A Database Is Born

This month I finalzed strategies to clean my corpus. I split my corpus into three buckets:

  1. paragraphs
  2. sentences
  3. words

I am still using the tokenizers package to achieve #2. To achieve #3 I am following alongside Jockers. One tweak that I make is that I use tokenizers to add contractions back into the representation, as I believe the difference between I and I’m for example is a meaningful distinction. The first representation, the paragraph, was tricky to formulate in R. Just my luck. The tokenizers package fell short for me here. So, I jockeyed to python since a simple solution exists in that language.

Here is the python code I am using to break down my corpus into paragraphs.

import numpy as np
import regex as re
import os.path
import pandas as pd

f = open('conrad-heart-of-darkness.txt', 'r')

data = f.read()

list = re.split('\s{4,}', data)

array_paragraphs = np.array(list)

df = pd.DataFrame(array_paragraphs)


A lovely split is all it takes to clean up Heart of Darkness. It works by looking for greater than 4 white spaces. I then throw the list into a numpy array and finally a pandas dataframe since I know how to then put that into a csv with .to_csv().

The next exciting maneuver I carried out this month was putting my output into a database. R has a nice plugin with SQLite that makes it easy to add various types of output like vectors and matrices into a durable database.

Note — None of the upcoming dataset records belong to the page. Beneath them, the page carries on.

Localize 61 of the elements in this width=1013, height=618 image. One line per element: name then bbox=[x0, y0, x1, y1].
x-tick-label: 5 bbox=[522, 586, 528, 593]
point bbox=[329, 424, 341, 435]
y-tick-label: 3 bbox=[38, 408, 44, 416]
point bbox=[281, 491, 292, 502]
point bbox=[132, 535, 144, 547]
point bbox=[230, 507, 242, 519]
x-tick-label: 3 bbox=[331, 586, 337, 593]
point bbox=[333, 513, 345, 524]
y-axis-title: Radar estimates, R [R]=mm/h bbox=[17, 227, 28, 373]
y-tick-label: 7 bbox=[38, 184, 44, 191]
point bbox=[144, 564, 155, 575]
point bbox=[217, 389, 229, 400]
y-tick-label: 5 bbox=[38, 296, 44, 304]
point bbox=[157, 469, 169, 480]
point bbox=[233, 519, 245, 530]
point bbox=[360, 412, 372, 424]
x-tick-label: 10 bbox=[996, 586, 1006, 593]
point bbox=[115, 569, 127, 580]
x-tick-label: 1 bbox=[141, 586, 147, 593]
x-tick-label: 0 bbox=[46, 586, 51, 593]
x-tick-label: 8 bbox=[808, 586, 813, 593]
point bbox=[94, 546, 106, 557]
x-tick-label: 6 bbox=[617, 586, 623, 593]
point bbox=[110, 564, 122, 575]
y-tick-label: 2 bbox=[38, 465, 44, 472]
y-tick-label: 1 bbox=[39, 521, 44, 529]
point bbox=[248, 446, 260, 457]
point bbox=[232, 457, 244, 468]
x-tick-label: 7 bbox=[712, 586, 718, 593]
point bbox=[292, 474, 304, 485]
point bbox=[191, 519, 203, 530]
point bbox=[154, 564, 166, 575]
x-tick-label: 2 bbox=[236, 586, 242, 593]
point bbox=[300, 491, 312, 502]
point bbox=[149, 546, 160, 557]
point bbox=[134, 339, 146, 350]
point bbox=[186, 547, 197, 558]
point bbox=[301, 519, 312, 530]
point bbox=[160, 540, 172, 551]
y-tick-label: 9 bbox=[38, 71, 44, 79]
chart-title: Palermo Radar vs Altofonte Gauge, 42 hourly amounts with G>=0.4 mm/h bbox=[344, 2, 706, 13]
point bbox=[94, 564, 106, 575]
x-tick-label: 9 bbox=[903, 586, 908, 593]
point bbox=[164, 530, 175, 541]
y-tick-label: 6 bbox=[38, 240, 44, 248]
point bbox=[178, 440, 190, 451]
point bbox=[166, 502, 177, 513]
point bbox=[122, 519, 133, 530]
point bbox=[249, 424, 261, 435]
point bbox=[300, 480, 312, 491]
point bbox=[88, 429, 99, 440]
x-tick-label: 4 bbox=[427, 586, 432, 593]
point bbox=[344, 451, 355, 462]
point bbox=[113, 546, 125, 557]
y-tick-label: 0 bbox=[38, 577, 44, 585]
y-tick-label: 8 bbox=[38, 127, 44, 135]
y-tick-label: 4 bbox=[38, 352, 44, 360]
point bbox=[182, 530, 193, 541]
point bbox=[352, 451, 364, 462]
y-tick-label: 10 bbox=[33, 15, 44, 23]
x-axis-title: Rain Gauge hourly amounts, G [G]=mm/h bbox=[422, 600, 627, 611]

I think that this is important for this project because it makes it very easy to keep track of exactly what my “training”/baseline data is. For instance, without a database, I would probably have a massive RData file on hand that would load up something like one dataframe per text of all relevant data. Concatenating them together into one “mega_df” only to have it dissapear when I’m done with R is frustrating. So, instead, with a database, my “lake” of data never goes away. It persists. This approach was relayed to my by DSI Professor Raf Alvarado. He recently wrote a fun paper about the allure of databases: “Big Data, Thick Mediation, and Representational Opacity.” It is worth the read when considering how we got to our current, capitalized saturation of Big Data.

My database is a single table. Its columns are:(“Title”, “Type”, “ID”, “Unit”). “Title” is the title of the work. “Type” lets us know whether the unit is a paragraph, sentence or word. “ID” is the unique identifier for the unit. It follows the form title_type_UniqueInteger. “Unit” is the actual piece of information: a word like “darkness” or a sentence like “Hello world.”

From here I will watch my database grow and grow. It will contain my entire corpus. Then, whenever I need to pull out certain texts, a query as simple as "SELECT * FROM textTable WHERE Title='MobyDick' Type= 'word' AND LIMIT 10") can be carried out.